Dream beaches and heavenly anchorages
In Barbuda, there is no harbor, but only a dock for the shuttle to Antigua. However, the island has many anchorages, and one of the most picturesque is Princess Diana Bay in the south of the island. This leeward bay is perfectly protected from offshore waves, and access from the northwest is easy, even at night. In front of the bow, a long stretch of white and pink sandy beach extends for several kilometers. Typically, there are no more than 10 boats at anchor.
The sandy bottom is very good and anchoring takes place at the edge of the beach at a distance of 4-5 meters. There are some coral reefs to avoid, but the clarity of the water will allow you to identify them easily. If you arrive at night, you should stay away from the beach and take advantage of the early morning to approach the shore. The southern end of the beach is suitable for both relaxation and water sports such as kitesurfing. You can also enjoy splendid dives with turtles and rays.

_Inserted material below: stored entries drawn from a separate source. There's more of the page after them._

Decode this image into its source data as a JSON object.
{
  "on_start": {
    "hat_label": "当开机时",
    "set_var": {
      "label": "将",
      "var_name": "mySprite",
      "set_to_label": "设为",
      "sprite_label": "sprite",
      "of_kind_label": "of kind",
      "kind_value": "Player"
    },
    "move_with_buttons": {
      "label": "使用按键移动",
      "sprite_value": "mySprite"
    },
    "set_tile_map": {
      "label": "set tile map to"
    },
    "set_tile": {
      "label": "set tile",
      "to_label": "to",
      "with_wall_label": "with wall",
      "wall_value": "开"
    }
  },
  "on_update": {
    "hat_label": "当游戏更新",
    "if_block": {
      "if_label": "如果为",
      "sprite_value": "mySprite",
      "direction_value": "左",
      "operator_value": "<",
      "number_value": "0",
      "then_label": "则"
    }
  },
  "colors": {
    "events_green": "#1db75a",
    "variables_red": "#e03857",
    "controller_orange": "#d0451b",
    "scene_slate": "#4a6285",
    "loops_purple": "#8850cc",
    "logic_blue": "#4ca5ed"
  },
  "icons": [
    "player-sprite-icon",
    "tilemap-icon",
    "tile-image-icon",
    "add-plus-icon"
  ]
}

Almost all the inhabitants of Barbuda, just over 1,500 people, live in the island’s only village, Codrington. This is located a bit away from the anchorage, but on this small atoll, it’s easy to find passage by land. The residents behavior towards tourists is quite pleasant and welcoming. Sometimes locals spontaneously stop and ask if you need help. In these simple conversations, you discover how proud the Barbudans are of their island and their culture.
On the way to Codrington, you can stop by the roadside to eat a deer burger or the famous tropical fish Mahi-Mahi. The village has some groceries, but don’t expect to find a mini-market. The small shops are only replenished once or twice a week by a ferry. There is a gas station in the village, but you’ll need to bring containers to the boat. So, it’s better to take precautions before the stop. However, in the small village kiosks, you can find excellent quality fruits and vegetables.
Amidst ancient plantations and colonies of frigates
Historically, Barbuda has always been renowned for its sugar plantations that also supplied the surrounding islands. The island also served as a food reserve for the English. Thanks to its flat topography, settlers cultivated all kinds of vegetables and fruits in its lands. But livestock was also raised. Even today, you can see wild piglets, donkeys and, most surprisingly, many deer.
The island’s lagoon is also famous for its nature reserve that protects the largest colony of frigatebirds, as well as brown pelicans, ducks, warblers, sandpipers, ibises, herons, kingfishers, sandpipers and cormorants. There are several birdwatching guides on the island who take you to observe these magnificent birds up close and tell you stories, habits and lifestyles of these beautiful animals.